To be a male sex cell or not to be, that is the question

What decides the fate of a plant cell? What will it be, a male germ-line cell or a somatic cell? Unlike animals, where the male germ-line is set aside during early development, in plants the male germ-line cell arises from a previous cell of somatic lineage.

So what happens in the mundane life cycle of this ever growing and dividing somatic cell that causes a switch to the stud that it will become? Haerizadeh et al. (Science. 2006. 313: 496) have shed light on the molecular processes that result in the determination of the male germ-line cells.

In an earlier work by Xu and colleagues (PNAS. 1999.96: 2554) a LILY GENERATIVE CELL SPECIFIC-1 (LGC-1) gene has been identified to be a male-gamete specific gene from Lily. This male-gamete specific LGC-1 gene has a silencer region in its promoter which can direct the expression of a reporter gene in the male germline cells of a transgenic plant. A promoter is a specific region in a gene where the code transfer from the gene to the transcript (called a messenger RNA or mRNA) initiates. Like all headquarters, it has different control points. A silencer region is one such regulatory point comprising a DNA stretch where certain transcription factors (proteins) can bind and prevent the gene to produce a transcript.

It is the regulation of this silencer region in the LGC-1 gene which seems to control the fate of a somatic cell. In the non-male germline cells, such as the leaf and petal tissues, the researchers found a novel 24kD protein called the Germline Restrictive Silencing factor (GRSF) which could bind to the silencer region in the LGC-1 gene and prevent its expression. Interestingly, moderate levels of GRSF proteins are found in the uninucleate microspores but are absent from the generative cell.

I will briefly refresh the pollen development sequence in order to better appreciate this last observation. The development of male gametes in flowering plants involves meiosis of the microspore mother cells located along the inner edge of the anther sac. The microspores or the pollen grains thus produced comprise of a two layered wall (exine which is sometimes intricately sculptured and an intine). Inside the pollen grain, the nucleus divides by mitosis and one of the nuclei develops a cell membrane around it. This forms the generative cell that further undergoes mitosis to give rise to two sperm cells. The other cell inside the pollen grain, called the pollen tube cell, grows by the extension of the intine after pollination in flowering plants and carries the generative cell that divides to form the two sperm cells one of which fertilizes the egg cell and the other fuses with the polar nuclei which form the endosperm.

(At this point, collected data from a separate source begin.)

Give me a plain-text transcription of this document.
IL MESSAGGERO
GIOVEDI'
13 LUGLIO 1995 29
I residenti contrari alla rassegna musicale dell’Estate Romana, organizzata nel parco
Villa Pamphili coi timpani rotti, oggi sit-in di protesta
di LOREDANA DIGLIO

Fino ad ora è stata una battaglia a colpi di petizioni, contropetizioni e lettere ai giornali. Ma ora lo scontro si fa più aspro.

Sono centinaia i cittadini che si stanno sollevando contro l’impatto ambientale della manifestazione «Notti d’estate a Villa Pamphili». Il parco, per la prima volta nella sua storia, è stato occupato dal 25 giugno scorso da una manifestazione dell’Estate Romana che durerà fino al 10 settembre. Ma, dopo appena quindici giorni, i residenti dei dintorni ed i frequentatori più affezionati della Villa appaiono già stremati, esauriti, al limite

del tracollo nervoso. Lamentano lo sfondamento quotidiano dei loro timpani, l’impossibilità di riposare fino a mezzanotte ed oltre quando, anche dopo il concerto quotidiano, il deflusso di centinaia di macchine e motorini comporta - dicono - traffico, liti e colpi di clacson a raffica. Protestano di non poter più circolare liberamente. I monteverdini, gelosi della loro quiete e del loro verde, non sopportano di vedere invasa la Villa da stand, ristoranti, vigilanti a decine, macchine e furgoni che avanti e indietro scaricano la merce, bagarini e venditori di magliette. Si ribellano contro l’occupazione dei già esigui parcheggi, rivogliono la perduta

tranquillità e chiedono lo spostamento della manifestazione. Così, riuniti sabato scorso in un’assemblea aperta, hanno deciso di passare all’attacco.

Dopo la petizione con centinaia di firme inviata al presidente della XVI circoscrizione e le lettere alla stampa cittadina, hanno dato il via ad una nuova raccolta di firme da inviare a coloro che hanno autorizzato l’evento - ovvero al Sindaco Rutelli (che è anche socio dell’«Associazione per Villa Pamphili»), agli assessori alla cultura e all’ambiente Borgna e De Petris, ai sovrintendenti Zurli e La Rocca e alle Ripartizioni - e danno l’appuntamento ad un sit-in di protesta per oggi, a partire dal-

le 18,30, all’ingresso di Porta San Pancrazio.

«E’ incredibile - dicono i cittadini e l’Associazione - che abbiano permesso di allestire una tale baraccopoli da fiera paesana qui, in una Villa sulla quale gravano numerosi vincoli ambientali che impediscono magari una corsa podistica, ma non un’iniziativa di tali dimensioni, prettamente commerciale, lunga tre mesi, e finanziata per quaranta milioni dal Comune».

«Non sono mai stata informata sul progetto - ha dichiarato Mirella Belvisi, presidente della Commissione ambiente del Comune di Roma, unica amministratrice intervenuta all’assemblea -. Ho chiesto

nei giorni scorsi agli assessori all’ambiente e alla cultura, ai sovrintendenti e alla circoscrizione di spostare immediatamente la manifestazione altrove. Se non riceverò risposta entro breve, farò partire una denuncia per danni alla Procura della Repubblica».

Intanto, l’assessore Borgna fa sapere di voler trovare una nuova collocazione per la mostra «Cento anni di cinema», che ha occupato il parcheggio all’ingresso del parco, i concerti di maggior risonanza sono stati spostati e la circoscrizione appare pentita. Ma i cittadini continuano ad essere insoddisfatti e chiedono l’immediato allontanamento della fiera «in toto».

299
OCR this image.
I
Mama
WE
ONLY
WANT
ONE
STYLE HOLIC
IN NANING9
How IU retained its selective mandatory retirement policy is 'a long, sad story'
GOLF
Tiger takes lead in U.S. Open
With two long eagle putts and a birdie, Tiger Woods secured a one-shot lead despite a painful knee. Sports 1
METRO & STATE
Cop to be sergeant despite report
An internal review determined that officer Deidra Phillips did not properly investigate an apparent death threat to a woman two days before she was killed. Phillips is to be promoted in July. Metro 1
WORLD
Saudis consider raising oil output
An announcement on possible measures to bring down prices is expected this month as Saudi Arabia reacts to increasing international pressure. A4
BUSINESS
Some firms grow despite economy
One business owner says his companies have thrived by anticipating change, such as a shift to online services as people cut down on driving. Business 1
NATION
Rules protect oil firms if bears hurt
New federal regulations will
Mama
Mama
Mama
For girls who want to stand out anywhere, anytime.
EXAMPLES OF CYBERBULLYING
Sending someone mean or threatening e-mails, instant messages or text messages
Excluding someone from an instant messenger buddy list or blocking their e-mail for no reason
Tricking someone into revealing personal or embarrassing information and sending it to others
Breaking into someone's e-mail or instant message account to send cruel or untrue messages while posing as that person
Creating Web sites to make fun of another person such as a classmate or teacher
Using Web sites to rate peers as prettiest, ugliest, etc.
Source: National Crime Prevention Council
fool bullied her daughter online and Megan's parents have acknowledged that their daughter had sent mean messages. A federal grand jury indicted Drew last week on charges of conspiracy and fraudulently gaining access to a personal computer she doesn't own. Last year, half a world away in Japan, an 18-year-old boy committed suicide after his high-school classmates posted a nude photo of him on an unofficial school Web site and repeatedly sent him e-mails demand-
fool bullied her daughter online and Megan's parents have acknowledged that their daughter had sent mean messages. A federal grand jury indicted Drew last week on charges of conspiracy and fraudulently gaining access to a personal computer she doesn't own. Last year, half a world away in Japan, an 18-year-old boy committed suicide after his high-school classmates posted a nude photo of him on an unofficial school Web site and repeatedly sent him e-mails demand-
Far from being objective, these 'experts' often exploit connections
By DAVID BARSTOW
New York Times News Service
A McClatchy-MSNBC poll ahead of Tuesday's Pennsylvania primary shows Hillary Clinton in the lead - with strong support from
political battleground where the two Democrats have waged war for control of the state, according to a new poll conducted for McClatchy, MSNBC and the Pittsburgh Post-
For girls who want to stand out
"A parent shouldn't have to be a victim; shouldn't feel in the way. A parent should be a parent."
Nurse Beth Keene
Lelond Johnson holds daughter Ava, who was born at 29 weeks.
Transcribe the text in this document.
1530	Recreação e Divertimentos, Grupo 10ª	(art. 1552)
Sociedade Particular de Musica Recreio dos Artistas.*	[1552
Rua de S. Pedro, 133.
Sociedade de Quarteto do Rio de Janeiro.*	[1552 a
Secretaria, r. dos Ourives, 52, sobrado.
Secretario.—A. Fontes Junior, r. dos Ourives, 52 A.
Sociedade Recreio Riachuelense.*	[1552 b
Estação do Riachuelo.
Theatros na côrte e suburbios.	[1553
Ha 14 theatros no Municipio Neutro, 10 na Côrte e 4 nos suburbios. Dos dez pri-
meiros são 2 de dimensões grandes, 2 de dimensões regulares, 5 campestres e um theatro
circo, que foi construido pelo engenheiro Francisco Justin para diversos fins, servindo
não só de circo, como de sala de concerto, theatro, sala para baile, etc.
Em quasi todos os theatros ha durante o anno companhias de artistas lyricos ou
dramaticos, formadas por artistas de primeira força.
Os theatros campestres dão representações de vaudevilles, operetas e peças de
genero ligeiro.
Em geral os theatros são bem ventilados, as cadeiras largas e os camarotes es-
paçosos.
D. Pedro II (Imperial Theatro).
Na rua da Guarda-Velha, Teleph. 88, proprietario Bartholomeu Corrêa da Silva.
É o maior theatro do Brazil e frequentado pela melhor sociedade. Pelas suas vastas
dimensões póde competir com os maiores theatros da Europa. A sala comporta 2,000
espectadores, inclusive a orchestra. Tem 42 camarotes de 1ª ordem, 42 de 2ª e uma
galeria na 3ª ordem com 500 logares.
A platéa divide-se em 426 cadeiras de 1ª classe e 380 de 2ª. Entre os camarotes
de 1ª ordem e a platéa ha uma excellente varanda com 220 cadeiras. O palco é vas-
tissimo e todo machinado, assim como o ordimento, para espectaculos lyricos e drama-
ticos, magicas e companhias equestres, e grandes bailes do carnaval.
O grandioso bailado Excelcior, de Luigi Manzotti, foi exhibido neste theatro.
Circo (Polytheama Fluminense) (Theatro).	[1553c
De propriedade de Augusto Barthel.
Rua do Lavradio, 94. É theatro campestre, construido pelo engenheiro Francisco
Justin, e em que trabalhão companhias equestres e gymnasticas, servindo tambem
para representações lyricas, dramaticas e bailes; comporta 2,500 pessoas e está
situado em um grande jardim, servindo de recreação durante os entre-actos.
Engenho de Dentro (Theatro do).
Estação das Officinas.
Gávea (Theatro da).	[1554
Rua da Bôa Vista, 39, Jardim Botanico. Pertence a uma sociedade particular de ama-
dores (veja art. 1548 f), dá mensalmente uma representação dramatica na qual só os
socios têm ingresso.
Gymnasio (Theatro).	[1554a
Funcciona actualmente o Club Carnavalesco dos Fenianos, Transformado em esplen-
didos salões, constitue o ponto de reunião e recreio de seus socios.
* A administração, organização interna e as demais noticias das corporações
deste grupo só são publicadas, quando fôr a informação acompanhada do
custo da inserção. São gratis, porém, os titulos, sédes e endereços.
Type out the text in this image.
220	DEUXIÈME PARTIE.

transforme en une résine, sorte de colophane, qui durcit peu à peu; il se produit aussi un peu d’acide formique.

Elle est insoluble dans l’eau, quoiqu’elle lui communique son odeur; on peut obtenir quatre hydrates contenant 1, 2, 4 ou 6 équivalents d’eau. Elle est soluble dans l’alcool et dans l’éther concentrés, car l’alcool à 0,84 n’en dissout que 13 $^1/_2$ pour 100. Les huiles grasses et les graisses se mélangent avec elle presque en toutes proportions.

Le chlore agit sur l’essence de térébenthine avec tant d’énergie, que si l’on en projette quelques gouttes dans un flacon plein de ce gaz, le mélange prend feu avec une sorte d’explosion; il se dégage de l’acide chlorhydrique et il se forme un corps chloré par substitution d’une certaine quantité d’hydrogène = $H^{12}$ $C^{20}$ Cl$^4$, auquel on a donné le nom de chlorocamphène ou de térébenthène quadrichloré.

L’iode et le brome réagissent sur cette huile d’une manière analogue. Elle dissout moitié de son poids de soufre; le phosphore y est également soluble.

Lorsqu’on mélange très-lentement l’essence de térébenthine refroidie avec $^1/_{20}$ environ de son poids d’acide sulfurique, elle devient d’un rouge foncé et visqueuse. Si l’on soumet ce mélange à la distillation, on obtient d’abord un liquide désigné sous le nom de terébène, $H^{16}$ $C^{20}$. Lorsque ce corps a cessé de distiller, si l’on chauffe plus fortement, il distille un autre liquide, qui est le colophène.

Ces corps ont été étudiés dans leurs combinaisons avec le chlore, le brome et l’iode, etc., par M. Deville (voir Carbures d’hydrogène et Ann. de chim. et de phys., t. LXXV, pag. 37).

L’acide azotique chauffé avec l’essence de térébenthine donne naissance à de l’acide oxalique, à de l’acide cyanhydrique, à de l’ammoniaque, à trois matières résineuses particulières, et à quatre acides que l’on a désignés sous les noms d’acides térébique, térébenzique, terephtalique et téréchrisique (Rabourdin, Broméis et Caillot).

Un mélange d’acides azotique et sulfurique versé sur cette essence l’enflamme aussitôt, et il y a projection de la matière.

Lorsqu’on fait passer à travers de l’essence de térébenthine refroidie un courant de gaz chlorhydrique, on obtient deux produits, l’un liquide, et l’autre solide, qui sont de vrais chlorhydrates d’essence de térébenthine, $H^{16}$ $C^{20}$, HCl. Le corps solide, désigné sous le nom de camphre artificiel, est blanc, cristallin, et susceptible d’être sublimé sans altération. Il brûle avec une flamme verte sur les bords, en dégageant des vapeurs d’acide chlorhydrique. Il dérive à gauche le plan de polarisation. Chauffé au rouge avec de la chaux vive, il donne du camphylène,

It is the generative cell which lacks any trace of the GRSF whereas the tube cell shows moderate levels of GRSF protein. The absence of GRSF in addition to the activation of male-germline specific transcription in the generative cells suggests that the release from GRSF imposed repression is the decisive event in the sperm cell developmental process of the flowering plants. GRSF may function as a key regulatory element in the network of regulatory controls for gamete development. The study also highlights the evolutionary conservation of this repressor system and suggests it to be a key process in the regulation of the male germline development in flowering plants.

The authors have also compared this repressor system to that of a neuron restrictive silencing factor (known as REST). REST is also evolutionarily conserved and is shown to repress transcription from numerous neuron specific genes in neural precursors and non-neuronal cells. The silencing activity of the neural specific cells is mediated via the recruitment of a co-repressor (COREST). This parallel from animal kingdom has prompted the authors to question if the GRSF induced silencing of the male germline specific genes in plants also mediated by a co-repressor.

The presence of the GRSF in ovary tissues has also been observed and raises questions for their purpose in this tissue. Along with this line of investigation, further investigations towards nature of silencing mechanisms for long term repression would make an interesting study.